Wednesday 12 October 2016

Some thoughts on the 2016 Gartner Hype Cycle for Data Science



The Gartner Data Science hype cycle diagram looks very interesting:



A disclaimer first: I didn’t spend US$1995 to purchase the document, I am just relying on the chart and using my own hands-on experience to comment. I’ll just focus on a few points.

1              Video/Image Analytics v/s Text Analytics

According to Gartner, both these capabilities are at the beginning of the scope of enlightenment. Interestingly however, the video/image analytics is expected to reach plateau of productivity in less than 2 years, while text analytics would take longer, between 2 and 5 years.
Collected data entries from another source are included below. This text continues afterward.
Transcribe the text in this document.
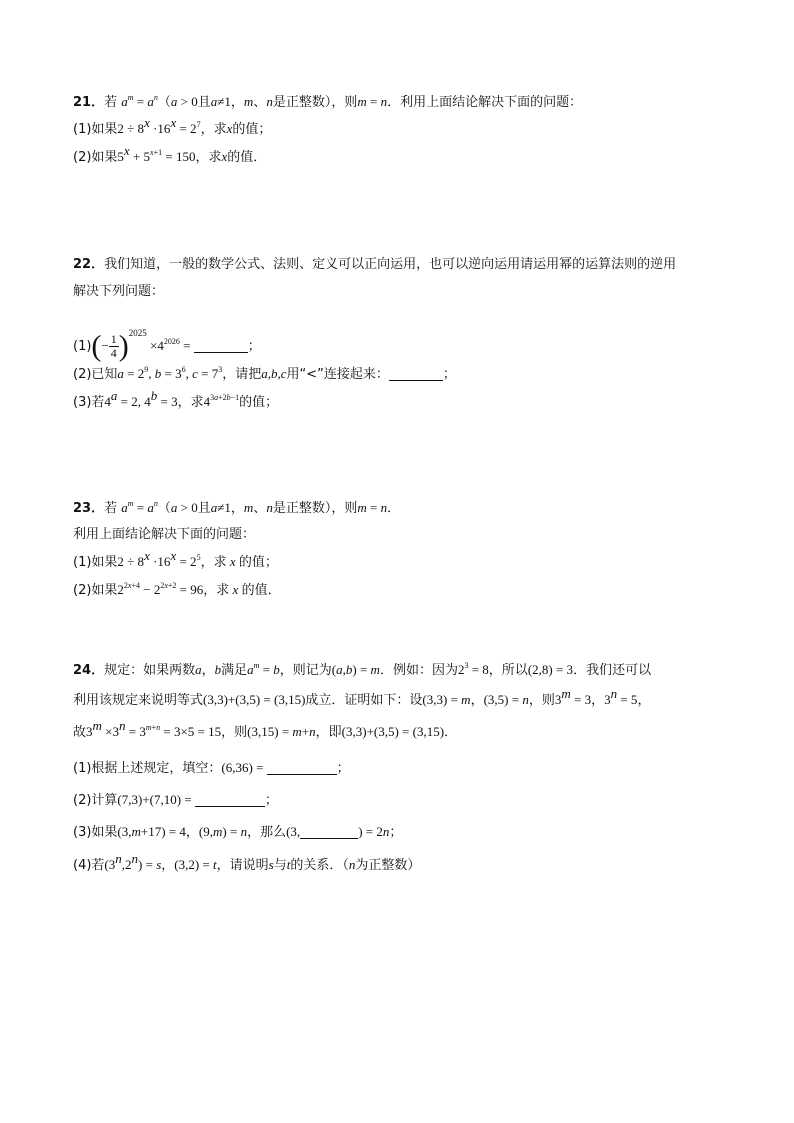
21．若 $a^m = a^n(a > 0$且a≠1，m、n是正整数），则m = n．利用上面结论解决下面的问题：
(1)如果$2 \div 8^x \cdot 16^x = 2^7$，求x的值；
(2)如果$5^x + 5^{x+1} = 150$，求x的值．
22．我们知道，一般的数学公式、法则、定义可以正向运用，也可以逆向运用请运用幂的运算法则的逆用
解决下列问题：
$(1)(- \frac{1}{4} )^{2025} \times 4^{2026}$ =	；
(2)已知$a = 2^9$, $b = 3^6$, $c = 7^3$，请把a,b,c用“<”连接起来：	；
(3)若$4^a = 2$, $4^b = 3$，求$4^{3a+2b-1}$的值；
23．若 $a^m = a^n(a > 0$且a≠1，m、n是正整数），则m = n．
利用上面结论解决下面的问题：
(1)如果$2 \div 8^x \cdot 16^x = 2^5$，求 x 的值；
(2)如果$2^{2x+4} - 2^{2x+2} = 96$，求 x 的值．
24．规定：如果两数a，b满足$a^m = b$，则记为(a,b) = m．例如：因为$2^3 = 8$，所以(2,8) = 3．我们还可以
利用该规定来说明等式(3,3)+(3,5) = (3,15)成立．证明如下：设(3,3) = m，(3,5) = n，则$3^m = 3$，$3^n = 5$，
故$3^m \times 3^n = 3^{m+n} = 3\times 5 = 15$，则(3,15) = m+n，即(3,3)+(3,5) = (3,15)．
(1)根据上述规定，填空：(6,36) =	；
(2)计算(7,3)+(7,10) =	；
(3)如果(3,m+17) = 4，(9,m) = n，那么(3,	) = 2n；
(4)若$(3^n,2^n) = s$，(3,2) = t，请说明s与t的关系．（n为正整数）
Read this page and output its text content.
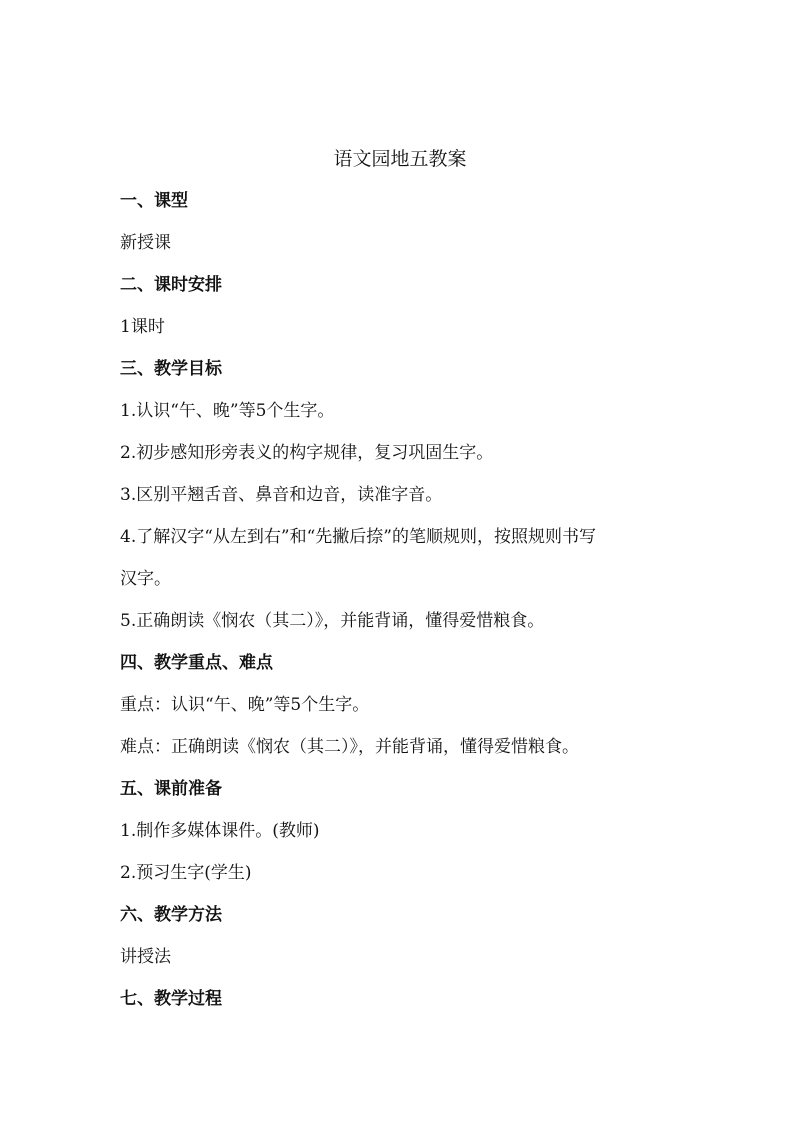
语文园地五教案
一、课型
新授课
二、课时安排
1课时
三、教学目标
1.认识“午、晚”等5个生字。
2.初步感知形旁表义的构字规律，复习巩固生字。
3.区别平翘舌音、鼻音和边音，读准字音。
4.了解汉字“从左到右”和“先撇后捺”的笔顺规则，按照规则书写
汉字。
5.正确朗读《悯农（其二）》，并能背诵，懂得爱惜粮食。
四、教学重点、难点
重点：认识“午、晚”等5个生字。
难点：正确朗读《悯农（其二）》，并能背诵，懂得爱惜粮食。
五、课前准备
1.制作多媒体课件。(教师)
2.预习生字(学生)
六、教学方法
讲授法
七、教学过程
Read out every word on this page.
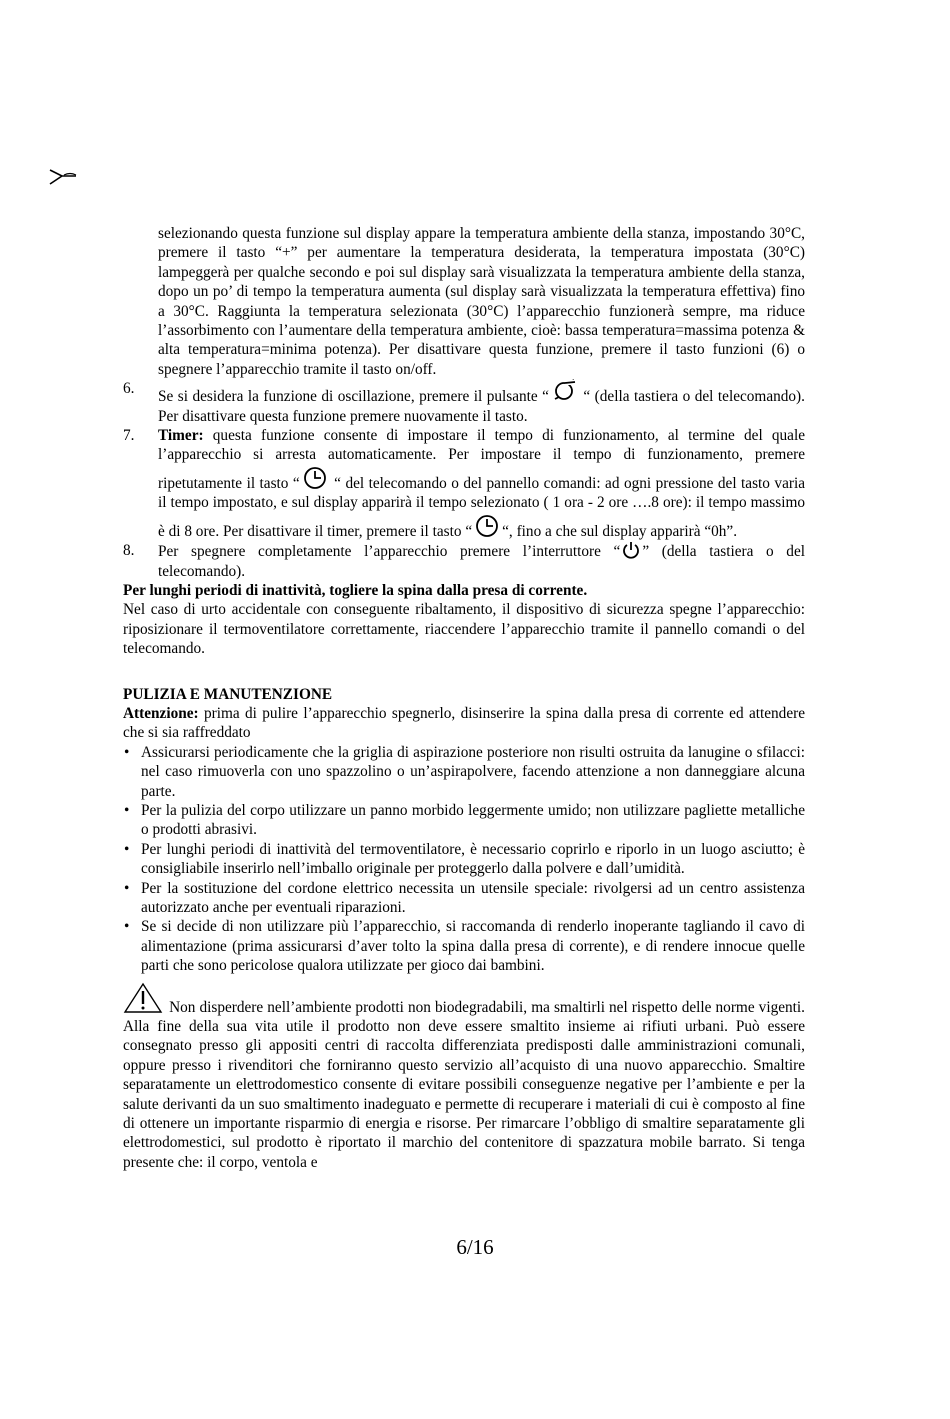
selezionando questa funzione sul display appare la temperatura ambiente della stanza, impostando 30°C, premere il tasto “+” per aumentare la temperatura desiderata, la temperatura impostata (30°C) lampeggerà per qualche secondo e poi sul display sarà visualizzata la temperatura ambiente della stanza, dopo un po’ di tempo la temperatura aumenta (sul display sarà visualizzata la temperatura effettiva) fino a 30°C. Raggiunta la temperatura selezionata (30°C) l’apparecchio funzionerà sempre, ma riduce l’assorbimento con l’aumentare della temperatura ambiente, cioè: bassa temperatura=massima potenza & alta temperatura=minima potenza). Per disattivare questa funzione, premere il tasto funzioni (6) o spegnere l’apparecchio tramite il tasto on/off.

6. Se si desidera la funzione di oscillazione, premere il pulsante “ “ (della tastiera o del telecomando). Per disattivare questa funzione premere nuovamente il tasto.
7. Timer: questa funzione consente di impostare il tempo di funzionamento, al termine del quale l’apparecchio si arresta automaticamente. Per impostare il tempo di funzionamento, premere ripetutamente il tasto “ “ del telecomando o del pannello comandi: ad ogni pressione del tasto varia il tempo impostato, e sul display apparirà il tempo selezionato ( 1 ora - 2 ore ….8 ore): il tempo massimo è di 8 ore. Per disattivare il timer, premere il tasto “ “, fino a che sul display apparirà “0h”.
8. Per spegnere completamente l’apparecchio premere l’interruttore “ ” (della tastiera o del telecomando).

Per lunghi periodi di inattività, togliere la spina dalla presa di corrente.

Nel caso di urto accidentale con conseguente ribaltamento, il dispositivo di sicurezza spegne l’apparecchio: riposizionare il termoventilatore correttamente, riaccendere l’apparecchio tramite il pannello comandi o del telecomando.

PULIZIA E MANUTENZIONE

Attenzione: prima di pulire l’apparecchio spegnerlo, disinserire la spina dalla presa di corrente ed attendere che si sia raffreddato

• Assicurarsi periodicamente che la griglia di aspirazione posteriore non risulti ostruita da lanugine o sfilacci: nel caso rimuoverla con uno spazzolino o un’aspirapolvere, facendo attenzione a non danneggiare alcuna parte.
• Per la pulizia del corpo utilizzare un panno morbido leggermente umido; non utilizzare pagliette metalliche o prodotti abrasivi.
• Per lunghi periodi di inattività del termoventilatore, è necessario coprirlo e riporlo in un luogo asciutto; è consigliabile inserirlo nell’imballo originale per proteggerlo dalla polvere e dall’umidità.
• Per la sostituzione del cordone elettrico necessita un utensile speciale: rivolgersi ad un centro assistenza autorizzato anche per eventuali riparazioni.
• Se si decide di non utilizzare più l’apparecchio, si raccomanda di renderlo inoperante tagliando il cavo di alimentazione (prima assicurarsi d’aver tolto la spina dalla presa di corrente), e di rendere innocue quelle parti che sono pericolose qualora utilizzate per gioco dai bambini.

Non disperdere nell’ambiente prodotti non biodegradabili, ma smaltirli nel rispetto delle norme vigenti. Alla fine della sua vita utile il prodotto non deve essere smaltito insieme ai rifiuti urbani. Può essere consegnato presso gli appositi centri di raccolta differenziata predisposti dalle amministrazioni comunali, oppure presso i rivenditori che forniranno questo servizio all’acquisto di una nuovo apparecchio. Smaltire separatamente un elettrodomestico consente di evitare possibili conseguenze negative per l’ambiente e per la salute derivanti da un suo smaltimento inadeguato e permette di recuperare i materiali di cui è composto al fine di ottenere un importante risparmio di energia e risorse. Per rimarcare l’obbligo di smaltire separatamente gli elettrodomestici, sul prodotto è riportato il marchio del contenitore di spazzatura mobile barrato. Si tenga presente che: il corpo, ventola e

6/16
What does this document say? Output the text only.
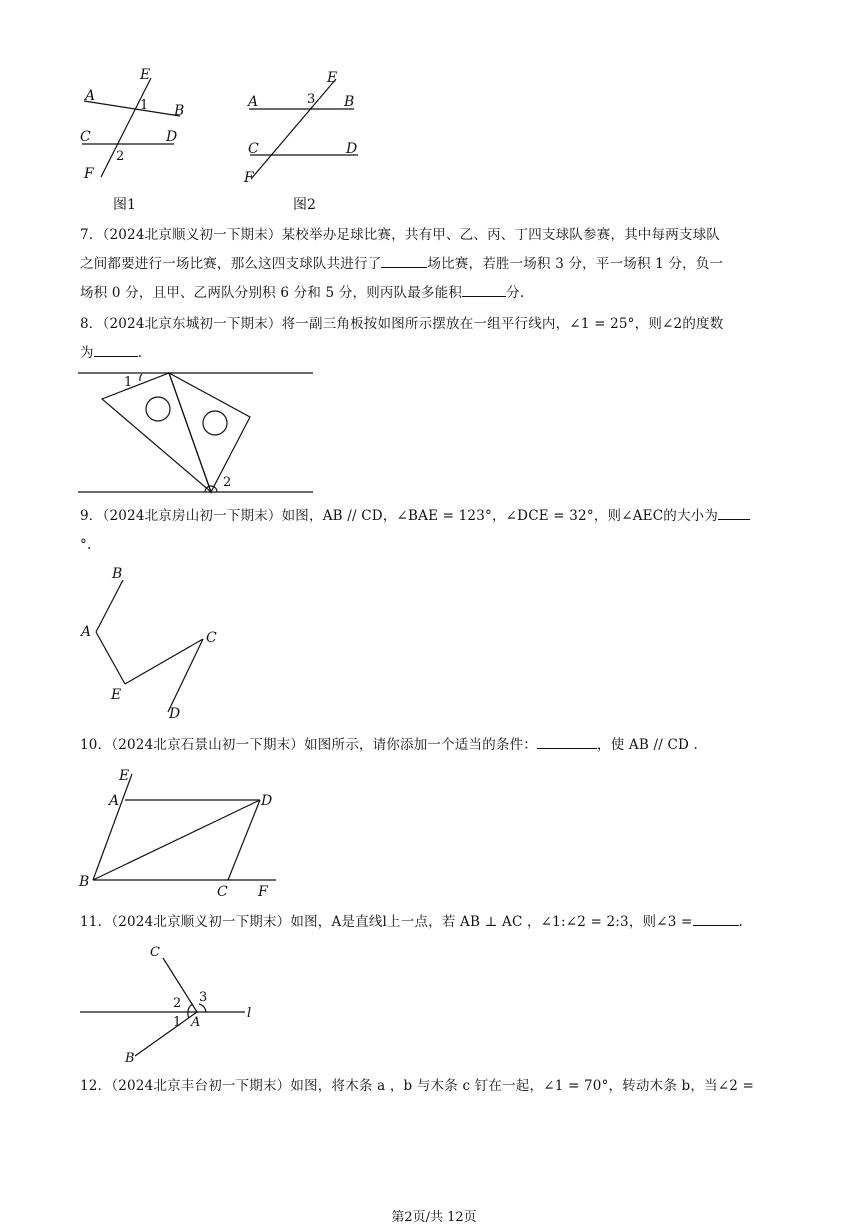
A
B
C	D
E
F
1
2
A	B
C	D
E
F
3
图1	图2
7．（2024北京顺义初一下期末）某校举办足球比赛，共有甲、乙、丙、丁四支球队参赛，其中每两支球队
之间都要进行一场比赛，那么这四支球队共进行了	场比赛，若胜一场积 3 分，平一场积 1 分，负一
场积 0 分，且甲、乙两队分别积 6 分和 5 分，则丙队最多能积	分.
8．（2024北京东城初一下期末）将一副三角板按如图所示摆放在一组平行线内，∠1 = 25°，则∠2的度数
为	.
1
2
9．（2024北京房山初一下期末）如图，AB // CD，∠BAE = 123°，∠DCE = 32°，则∠AEC的大小为
°.
B
A
E
C
D
10．（2024北京石景山初一下期末）如图所示，请你添加一个适当的条件：	，使 AB // CD .
E
A	D
B
C F
11．（2024北京顺义初一下期末）如图，A是直线l上一点，若 AB ⊥ AC ，∠1:∠2 = 2:3，则∠3 =	.
C
2 3
1 A
l
B
12．（2024北京丰台初一下期末）如图，将木条 a ，b 与木条 c 钉在一起，∠1 = 70°，转动木条 b，当∠2 =
第2页/共 12页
At first glance this looks strange.

Tools for doing text analysis have been around for many years and work quite well; for example I used similarity indices for distance computations in SAS to do some fuzzy matching with pretty decent accuracy (more than 90%).

Video Analytics, as far as I know, is less easily done by non-geeky people (I obviously can’t claim to be a geek) that text analytics, until recently. Most ‘mainstream’ analytics tools are capable of handling still images, so you basically have to break down videos into a sequence of still images, and analyse them; video analytics isn’t that mature I’d say.

On the other hand, text analytics should have reached the plateau of productivity, unless we are expecting different outcomes from studying text and video/image. For example, it is possible that gartner expects gauging emotion from text but not from video.

2              Speech Analytics: almost at the bottom of the trough of disillusionment 

Speech Analytics appears to be in a much worse place than what I would have thought. I guess it has to do with expectations. Many people have been impressed by ‘Siri’ and expect the ability to instantly and accurately transcribe a piece of speech. The trick is to understand that the ‘Siri’ you use has been trained to understand you; it is likely to work for someone who speaks like you, but not necessarily that accurate for someone else: Singlish can be understood easily by Singaporeans, but not instantly by foreigners who move to Singapore.

However, the technology to find keywords in a speech, even in real time, is already here, and is quite accurate again (of course you’ll need the appropriate accent/language as well as garbage models). So if it is simply a question of tagging discussions and even understanding the emotion in a conversation, it’s not that difficult. Of course sarcasm is tough still, but not that many people are sarcastic, right?

I would therefore say that Speech Analytics is much closer to the plateau of productivity than what Gartner mentions.

3              Hadoop based data Discovery: obsolete

I agree with this. I think Hadoop is great at what it does and as more developments take place, it will increase its usefulness in different areas. However, I also believe in horses for courses. I keep going back to the Drew Conway idea of what a data scientist is:
 


I believe that, at this moment, people who have the skills to do discovery in Hadoop tend to have great hacking skills, but less statistical and domain knowledge. (Basically they are red, or may be slightly purplish). 

Tools have been developed to enable people with less hacking skills to do discovery, and thus I would agree that Hadoop based Data Discovery is kind of obsolete. Not because it will not work, but simply because of the set of skills required to play well enough in Hadoop and those required to do discovery are different.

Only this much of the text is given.